Ces pourparlers avaient occupé tout le mois de mars. La saison était devenue rigoureuse. Le froid qu'on avait vainement attendu en hiver, se faisait sentir au printemps. Les opérations militaires devaient donc être encore ajournées. Napoléon résolut de profiter de ce retard, pour donner à ses forces un développement immense, et aussi formidable en apparence qu'il le serait en réalité.

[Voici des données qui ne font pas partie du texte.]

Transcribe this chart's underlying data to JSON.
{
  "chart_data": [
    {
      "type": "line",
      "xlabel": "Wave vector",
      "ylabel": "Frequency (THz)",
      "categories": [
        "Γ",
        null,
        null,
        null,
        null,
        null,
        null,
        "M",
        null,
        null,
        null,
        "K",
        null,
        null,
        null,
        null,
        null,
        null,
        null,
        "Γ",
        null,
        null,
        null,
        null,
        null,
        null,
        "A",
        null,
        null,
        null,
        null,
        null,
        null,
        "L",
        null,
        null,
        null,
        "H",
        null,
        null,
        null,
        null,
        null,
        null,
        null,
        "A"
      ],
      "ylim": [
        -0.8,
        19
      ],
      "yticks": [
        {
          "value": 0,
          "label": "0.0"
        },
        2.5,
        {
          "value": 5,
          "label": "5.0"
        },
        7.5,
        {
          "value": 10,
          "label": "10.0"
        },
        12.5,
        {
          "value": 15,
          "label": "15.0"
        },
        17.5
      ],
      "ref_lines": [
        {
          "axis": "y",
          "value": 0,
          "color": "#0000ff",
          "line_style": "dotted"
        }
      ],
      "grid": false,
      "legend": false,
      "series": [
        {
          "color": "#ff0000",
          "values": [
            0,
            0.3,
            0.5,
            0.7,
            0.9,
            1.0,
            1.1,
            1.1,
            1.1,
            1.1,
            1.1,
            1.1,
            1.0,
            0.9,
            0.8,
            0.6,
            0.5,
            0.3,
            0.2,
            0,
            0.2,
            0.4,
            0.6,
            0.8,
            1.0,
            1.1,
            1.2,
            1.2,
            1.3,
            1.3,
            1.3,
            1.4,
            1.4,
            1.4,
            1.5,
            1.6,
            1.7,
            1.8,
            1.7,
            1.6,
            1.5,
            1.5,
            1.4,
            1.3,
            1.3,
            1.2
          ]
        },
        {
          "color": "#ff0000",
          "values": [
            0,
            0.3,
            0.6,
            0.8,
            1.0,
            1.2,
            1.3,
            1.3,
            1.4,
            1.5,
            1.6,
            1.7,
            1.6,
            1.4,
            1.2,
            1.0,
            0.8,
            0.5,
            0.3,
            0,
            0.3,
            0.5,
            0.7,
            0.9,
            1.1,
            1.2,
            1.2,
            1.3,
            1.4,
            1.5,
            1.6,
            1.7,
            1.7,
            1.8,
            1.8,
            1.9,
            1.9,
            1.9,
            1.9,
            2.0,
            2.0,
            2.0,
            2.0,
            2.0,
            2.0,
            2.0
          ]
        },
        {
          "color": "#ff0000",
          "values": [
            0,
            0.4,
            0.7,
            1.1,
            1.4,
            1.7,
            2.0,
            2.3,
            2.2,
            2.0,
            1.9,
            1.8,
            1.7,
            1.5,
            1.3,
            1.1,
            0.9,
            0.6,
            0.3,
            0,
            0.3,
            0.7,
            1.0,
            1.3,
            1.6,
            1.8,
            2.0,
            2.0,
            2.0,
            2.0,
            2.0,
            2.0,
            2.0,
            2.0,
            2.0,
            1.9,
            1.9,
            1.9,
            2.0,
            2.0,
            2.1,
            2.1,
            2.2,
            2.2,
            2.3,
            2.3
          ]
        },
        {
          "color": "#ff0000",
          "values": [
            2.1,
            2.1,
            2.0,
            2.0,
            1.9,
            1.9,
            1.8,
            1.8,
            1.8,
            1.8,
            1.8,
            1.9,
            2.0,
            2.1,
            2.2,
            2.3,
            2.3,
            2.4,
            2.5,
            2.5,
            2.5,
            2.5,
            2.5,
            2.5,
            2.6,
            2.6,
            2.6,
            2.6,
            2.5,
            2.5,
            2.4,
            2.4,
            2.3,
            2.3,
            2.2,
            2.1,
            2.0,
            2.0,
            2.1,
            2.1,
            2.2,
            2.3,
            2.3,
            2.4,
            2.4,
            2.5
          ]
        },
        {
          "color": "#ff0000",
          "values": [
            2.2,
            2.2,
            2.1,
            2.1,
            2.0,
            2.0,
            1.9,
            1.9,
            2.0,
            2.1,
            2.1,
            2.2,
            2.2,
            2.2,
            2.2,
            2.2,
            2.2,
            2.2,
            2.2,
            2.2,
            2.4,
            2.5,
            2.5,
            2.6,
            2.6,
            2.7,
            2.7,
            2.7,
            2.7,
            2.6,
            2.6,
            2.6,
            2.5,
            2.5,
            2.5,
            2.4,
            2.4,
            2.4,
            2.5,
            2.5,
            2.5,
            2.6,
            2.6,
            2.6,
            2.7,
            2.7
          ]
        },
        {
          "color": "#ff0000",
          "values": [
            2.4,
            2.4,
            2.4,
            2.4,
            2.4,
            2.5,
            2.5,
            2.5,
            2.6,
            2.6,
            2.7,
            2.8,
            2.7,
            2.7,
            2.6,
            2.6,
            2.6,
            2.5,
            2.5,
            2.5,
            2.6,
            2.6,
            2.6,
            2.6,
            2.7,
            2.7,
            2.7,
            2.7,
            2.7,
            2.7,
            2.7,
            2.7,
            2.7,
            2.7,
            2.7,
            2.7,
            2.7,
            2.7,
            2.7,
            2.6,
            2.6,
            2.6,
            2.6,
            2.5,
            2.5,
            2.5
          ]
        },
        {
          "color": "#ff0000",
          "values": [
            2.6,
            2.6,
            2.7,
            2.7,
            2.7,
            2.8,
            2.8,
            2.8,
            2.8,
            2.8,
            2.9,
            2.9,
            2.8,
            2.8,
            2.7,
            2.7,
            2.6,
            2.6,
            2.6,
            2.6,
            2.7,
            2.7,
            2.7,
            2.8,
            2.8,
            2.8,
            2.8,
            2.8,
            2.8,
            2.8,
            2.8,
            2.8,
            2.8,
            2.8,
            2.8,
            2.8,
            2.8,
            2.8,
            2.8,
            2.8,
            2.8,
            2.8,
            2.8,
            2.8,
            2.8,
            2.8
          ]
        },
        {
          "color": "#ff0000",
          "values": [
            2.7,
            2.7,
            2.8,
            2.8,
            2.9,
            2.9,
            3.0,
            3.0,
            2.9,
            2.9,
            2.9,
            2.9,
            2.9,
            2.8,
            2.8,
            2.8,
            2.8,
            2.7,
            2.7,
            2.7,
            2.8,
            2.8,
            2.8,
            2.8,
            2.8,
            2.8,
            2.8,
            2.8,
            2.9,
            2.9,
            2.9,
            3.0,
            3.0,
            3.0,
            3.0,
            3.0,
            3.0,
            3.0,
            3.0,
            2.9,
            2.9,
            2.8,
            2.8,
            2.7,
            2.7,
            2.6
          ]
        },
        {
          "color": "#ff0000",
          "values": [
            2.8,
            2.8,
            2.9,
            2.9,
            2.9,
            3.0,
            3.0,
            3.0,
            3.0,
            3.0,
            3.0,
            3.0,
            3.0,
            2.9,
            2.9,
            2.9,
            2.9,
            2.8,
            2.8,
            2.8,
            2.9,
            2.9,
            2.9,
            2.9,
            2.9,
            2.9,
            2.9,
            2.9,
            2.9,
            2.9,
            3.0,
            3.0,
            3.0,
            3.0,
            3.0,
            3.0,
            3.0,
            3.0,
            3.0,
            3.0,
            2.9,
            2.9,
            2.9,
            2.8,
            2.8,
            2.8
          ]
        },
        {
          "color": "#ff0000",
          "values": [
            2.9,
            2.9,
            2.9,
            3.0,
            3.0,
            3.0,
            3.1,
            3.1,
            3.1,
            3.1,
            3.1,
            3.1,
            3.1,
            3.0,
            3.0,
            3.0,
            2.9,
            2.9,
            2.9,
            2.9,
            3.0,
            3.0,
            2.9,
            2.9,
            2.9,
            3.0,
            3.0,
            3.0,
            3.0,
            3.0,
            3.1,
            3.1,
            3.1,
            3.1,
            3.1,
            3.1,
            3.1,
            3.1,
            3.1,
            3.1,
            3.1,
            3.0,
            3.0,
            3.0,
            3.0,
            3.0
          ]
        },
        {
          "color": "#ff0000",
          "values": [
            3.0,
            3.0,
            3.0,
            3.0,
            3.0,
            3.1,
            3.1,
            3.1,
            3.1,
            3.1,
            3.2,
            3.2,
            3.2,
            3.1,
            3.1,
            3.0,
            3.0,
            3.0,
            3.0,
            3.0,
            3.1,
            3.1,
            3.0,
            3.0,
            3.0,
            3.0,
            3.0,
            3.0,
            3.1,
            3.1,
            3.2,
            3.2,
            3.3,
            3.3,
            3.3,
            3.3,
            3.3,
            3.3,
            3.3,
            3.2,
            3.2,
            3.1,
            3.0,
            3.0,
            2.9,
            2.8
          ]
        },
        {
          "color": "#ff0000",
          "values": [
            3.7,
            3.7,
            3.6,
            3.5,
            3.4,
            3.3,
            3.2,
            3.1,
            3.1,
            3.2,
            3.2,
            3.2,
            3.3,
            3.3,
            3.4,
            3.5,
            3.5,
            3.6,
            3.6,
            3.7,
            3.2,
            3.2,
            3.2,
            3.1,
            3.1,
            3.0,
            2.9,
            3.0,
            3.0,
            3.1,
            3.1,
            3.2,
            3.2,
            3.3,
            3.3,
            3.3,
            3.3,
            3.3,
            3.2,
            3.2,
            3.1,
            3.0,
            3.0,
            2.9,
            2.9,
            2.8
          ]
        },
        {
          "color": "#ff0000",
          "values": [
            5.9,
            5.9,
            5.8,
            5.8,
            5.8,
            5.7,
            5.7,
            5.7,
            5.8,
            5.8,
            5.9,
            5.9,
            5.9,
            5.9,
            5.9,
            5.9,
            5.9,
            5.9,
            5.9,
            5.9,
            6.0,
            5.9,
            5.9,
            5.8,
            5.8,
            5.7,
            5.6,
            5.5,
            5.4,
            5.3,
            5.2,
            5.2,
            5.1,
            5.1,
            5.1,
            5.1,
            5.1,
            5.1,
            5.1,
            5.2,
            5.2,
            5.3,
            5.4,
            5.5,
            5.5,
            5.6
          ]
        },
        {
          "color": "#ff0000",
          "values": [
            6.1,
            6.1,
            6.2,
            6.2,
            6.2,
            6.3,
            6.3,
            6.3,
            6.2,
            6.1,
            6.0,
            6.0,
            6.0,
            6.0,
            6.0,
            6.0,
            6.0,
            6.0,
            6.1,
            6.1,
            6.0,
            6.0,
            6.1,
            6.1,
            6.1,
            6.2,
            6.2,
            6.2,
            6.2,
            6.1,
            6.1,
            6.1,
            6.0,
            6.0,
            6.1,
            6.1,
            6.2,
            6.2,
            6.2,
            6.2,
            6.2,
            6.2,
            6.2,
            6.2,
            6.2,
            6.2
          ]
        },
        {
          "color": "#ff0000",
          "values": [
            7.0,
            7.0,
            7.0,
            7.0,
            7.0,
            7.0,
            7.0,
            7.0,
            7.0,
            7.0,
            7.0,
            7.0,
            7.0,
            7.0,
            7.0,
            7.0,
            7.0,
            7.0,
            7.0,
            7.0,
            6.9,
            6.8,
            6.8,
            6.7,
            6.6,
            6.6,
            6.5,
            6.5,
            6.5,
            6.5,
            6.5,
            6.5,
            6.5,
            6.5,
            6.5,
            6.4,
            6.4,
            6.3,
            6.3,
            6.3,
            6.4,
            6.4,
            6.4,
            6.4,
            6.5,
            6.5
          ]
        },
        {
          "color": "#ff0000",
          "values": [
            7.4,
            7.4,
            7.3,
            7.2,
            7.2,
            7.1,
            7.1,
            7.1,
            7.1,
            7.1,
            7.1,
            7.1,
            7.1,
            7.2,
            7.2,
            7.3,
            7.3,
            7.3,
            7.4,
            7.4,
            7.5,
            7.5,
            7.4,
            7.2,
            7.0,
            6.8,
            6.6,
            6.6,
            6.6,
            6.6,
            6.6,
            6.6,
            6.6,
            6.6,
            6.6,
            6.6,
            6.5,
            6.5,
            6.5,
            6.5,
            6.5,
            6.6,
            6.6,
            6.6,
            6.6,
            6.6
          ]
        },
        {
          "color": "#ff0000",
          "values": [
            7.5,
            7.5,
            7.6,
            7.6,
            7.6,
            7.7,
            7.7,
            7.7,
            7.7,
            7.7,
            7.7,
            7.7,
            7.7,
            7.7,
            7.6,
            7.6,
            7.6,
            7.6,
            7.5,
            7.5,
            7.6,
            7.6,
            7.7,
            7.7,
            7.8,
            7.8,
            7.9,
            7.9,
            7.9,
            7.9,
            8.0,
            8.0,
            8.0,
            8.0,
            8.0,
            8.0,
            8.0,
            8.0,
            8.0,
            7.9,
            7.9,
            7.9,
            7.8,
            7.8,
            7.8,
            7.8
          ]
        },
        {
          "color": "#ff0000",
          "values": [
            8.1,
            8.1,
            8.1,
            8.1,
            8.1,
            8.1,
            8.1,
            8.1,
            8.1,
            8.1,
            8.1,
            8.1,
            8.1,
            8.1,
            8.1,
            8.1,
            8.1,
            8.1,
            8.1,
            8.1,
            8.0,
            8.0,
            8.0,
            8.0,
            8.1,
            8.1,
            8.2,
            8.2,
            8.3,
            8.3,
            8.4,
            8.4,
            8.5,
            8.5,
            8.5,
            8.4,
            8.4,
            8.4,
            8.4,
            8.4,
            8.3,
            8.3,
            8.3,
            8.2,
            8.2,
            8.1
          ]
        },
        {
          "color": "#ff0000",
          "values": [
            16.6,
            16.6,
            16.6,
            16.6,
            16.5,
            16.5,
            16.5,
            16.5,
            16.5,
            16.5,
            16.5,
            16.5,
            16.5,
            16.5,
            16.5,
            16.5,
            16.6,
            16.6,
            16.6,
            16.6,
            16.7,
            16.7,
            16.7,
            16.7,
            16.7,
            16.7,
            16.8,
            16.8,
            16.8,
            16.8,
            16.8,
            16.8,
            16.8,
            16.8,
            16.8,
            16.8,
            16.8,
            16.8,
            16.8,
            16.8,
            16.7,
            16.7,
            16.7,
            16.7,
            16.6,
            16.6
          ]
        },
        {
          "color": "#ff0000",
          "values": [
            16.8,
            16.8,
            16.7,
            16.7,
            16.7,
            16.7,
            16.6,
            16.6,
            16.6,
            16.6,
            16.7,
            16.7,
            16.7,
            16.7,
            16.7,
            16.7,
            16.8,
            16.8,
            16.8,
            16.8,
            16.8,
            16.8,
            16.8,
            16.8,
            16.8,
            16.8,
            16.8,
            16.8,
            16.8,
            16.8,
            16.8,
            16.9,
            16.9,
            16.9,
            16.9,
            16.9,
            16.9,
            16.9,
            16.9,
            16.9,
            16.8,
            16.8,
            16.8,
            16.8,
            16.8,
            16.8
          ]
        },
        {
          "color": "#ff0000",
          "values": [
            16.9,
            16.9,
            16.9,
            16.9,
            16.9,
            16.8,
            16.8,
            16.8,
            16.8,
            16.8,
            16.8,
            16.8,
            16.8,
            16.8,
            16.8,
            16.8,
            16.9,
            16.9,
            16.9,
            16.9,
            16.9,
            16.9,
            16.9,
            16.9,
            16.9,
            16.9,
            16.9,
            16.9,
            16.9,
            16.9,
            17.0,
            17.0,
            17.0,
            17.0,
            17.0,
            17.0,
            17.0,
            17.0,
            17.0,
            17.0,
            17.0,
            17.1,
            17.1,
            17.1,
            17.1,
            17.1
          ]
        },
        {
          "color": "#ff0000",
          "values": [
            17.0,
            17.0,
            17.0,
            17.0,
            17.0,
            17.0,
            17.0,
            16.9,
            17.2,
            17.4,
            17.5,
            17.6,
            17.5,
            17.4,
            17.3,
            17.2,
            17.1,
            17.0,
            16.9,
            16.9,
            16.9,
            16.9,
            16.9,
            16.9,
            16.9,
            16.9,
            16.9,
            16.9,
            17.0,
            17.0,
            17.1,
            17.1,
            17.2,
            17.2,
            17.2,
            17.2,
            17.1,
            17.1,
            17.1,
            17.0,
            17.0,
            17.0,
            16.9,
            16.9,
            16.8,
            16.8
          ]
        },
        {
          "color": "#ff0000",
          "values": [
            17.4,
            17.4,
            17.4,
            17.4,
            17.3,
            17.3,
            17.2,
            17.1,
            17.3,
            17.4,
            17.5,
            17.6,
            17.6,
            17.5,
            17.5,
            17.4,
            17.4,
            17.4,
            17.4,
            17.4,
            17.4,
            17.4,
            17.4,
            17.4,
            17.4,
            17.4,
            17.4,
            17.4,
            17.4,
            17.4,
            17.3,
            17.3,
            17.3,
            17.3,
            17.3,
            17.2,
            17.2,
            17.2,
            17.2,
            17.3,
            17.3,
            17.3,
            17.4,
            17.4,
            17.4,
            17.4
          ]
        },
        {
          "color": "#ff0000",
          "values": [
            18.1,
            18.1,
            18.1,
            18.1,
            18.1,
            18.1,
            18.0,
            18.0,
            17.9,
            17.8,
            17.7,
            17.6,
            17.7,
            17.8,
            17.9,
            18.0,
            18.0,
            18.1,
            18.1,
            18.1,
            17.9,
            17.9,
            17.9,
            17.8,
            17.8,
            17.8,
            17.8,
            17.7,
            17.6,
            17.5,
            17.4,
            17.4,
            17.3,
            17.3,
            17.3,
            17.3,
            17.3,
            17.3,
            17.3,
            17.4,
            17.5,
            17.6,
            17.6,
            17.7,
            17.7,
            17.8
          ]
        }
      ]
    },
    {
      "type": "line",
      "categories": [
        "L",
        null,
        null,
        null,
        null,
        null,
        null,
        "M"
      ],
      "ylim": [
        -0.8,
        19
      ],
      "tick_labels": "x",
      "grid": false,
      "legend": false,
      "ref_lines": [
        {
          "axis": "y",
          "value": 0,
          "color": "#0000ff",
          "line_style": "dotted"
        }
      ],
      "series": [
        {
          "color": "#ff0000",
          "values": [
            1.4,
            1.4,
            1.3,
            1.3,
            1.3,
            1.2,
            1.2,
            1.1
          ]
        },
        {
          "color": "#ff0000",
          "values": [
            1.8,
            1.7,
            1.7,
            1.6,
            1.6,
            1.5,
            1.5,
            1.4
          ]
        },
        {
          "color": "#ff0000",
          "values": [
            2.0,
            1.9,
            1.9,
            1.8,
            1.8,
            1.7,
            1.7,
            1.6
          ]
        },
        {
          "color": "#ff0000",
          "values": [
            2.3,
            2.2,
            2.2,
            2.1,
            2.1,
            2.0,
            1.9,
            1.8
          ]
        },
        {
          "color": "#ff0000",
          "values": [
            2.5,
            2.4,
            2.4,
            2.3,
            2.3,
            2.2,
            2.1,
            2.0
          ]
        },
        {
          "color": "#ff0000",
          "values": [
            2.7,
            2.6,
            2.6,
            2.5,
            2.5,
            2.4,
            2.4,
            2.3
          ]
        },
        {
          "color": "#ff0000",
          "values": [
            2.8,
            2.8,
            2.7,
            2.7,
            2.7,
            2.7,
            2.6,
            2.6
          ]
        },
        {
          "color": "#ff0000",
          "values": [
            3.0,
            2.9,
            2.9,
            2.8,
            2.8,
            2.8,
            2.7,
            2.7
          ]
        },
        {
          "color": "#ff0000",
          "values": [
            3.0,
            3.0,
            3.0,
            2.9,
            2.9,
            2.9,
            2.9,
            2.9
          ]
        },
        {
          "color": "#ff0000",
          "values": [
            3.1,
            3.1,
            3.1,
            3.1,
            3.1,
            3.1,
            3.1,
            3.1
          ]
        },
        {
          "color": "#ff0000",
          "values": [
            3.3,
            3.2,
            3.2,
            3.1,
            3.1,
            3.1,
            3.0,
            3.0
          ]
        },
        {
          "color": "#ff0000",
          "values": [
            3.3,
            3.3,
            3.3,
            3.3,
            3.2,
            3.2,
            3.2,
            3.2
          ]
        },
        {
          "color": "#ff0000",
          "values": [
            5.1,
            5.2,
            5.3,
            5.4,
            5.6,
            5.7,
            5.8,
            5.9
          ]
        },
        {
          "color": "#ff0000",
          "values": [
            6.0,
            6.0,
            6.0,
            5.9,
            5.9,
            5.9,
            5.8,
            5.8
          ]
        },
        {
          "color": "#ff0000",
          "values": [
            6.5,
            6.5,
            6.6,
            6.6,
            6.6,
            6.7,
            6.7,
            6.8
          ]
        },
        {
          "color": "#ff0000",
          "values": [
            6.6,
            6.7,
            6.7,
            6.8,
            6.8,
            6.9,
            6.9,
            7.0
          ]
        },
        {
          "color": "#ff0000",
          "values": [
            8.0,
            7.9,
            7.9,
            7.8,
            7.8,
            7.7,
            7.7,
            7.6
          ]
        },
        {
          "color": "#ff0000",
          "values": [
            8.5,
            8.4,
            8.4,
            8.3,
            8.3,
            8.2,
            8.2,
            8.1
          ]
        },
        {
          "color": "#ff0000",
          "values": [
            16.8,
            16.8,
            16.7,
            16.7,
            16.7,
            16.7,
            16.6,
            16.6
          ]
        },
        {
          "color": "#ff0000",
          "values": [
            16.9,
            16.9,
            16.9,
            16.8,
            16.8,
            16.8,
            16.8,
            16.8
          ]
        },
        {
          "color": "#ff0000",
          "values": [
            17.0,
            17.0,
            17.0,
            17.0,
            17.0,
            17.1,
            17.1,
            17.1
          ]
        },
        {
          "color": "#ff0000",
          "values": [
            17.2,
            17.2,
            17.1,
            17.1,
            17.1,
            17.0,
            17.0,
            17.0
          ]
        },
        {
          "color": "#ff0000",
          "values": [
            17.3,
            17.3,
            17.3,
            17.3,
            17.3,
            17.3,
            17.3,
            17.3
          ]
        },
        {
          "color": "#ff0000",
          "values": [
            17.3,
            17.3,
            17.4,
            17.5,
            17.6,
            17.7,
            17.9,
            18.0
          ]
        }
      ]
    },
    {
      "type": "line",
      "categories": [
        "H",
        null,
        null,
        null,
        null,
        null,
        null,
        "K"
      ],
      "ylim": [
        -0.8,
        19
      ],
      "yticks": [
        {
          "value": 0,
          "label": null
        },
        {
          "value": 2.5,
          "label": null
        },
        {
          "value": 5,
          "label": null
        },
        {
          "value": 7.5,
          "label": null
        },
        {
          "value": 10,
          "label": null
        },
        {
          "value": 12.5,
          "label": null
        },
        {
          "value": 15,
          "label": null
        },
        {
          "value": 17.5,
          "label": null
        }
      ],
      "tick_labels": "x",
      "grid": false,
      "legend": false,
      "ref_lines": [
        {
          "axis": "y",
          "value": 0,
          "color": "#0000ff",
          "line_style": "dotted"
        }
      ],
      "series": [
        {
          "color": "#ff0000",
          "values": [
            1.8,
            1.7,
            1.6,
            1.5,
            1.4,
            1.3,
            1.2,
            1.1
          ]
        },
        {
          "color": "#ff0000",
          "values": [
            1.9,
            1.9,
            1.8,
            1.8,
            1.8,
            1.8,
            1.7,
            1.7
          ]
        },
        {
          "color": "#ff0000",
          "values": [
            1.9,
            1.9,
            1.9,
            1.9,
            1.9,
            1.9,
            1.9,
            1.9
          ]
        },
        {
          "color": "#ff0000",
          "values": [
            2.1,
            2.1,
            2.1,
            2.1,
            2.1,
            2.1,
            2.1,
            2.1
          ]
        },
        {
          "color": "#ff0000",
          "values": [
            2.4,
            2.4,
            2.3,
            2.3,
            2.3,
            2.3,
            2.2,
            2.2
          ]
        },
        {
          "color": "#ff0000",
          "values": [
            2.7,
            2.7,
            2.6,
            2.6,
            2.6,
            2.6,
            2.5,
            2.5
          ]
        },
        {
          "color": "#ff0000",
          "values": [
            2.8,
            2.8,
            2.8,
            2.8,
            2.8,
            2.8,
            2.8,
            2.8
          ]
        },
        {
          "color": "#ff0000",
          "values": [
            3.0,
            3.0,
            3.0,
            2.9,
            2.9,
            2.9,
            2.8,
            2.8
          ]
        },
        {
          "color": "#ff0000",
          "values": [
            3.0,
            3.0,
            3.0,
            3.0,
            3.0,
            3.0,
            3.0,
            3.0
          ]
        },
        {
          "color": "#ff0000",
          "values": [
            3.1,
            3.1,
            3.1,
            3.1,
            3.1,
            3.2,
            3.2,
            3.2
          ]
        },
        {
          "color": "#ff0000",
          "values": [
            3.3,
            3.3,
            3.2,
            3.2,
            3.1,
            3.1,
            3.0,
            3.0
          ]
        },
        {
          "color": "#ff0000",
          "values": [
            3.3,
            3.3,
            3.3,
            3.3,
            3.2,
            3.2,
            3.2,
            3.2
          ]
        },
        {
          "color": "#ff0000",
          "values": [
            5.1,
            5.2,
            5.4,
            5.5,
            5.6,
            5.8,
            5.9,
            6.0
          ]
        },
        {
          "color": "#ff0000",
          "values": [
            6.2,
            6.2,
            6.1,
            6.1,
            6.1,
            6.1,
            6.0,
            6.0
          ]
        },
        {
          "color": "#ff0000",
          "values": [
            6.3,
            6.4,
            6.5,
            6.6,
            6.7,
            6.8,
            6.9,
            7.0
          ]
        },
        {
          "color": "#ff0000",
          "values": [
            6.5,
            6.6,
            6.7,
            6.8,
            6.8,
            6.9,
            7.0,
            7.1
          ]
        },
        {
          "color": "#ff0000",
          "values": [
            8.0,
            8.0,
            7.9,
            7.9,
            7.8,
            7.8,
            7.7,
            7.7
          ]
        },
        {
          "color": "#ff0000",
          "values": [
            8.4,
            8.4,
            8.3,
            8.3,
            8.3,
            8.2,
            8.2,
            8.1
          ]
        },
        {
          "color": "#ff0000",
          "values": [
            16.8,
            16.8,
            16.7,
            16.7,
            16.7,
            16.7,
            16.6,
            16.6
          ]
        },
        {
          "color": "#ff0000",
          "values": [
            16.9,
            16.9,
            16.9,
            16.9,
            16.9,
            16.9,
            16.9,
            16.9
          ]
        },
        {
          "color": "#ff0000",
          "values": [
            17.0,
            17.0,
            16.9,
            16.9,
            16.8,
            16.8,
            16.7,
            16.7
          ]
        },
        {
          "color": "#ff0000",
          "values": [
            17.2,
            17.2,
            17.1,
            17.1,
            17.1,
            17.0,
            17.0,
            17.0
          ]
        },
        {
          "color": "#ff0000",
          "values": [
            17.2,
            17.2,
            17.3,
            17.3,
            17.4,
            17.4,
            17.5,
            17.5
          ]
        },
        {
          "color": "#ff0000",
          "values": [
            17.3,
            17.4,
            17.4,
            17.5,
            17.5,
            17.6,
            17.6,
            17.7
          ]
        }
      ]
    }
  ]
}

Son intention était, sans trop dégarnir l'Italie ou la France, d'augmenter d'un tiers au moins son armée active, et de former sur l'Elbe une armée de réserve de cent mille hommes, afin d'être en mesure d'écraser tant les Russes que les Prussiens dès l'ouverture de la campagne, et de pouvoir au besoin se retourner contre l'Autriche, si elle se décidait à prendre part à la guerre.

Napoléon appelle une nouvelle conscription, et convoque en mars 1807 celle de 1808.

Pour arriver à ce double résultat, il résolut d'appeler une nouvelle conscription, celle de 1808, quoiqu'on ne fût qu'en mars 1807. Il avait déjà appelé celle de 1807 en 1806, et celle de 1806 en 1805, dans l'intention de procurer aux jeunes conscrits douze ou quinze mois d'apprentissage, et de tenir ses dépôts toujours pleins. L'effectif général de l'armée française, qui avait été porté de 502 mille hommes à 580 mille par la conscription de 1807, allait être élevé à 650 environ par celle de 1808, les alliés non compris. Grâce à l'art avec lequel il maniait ses ressources, Napoléon devait trouver dans cet accroissement d'effectif le moyen de pourvoir à tous ses besoins, et de faire face à tous les événements.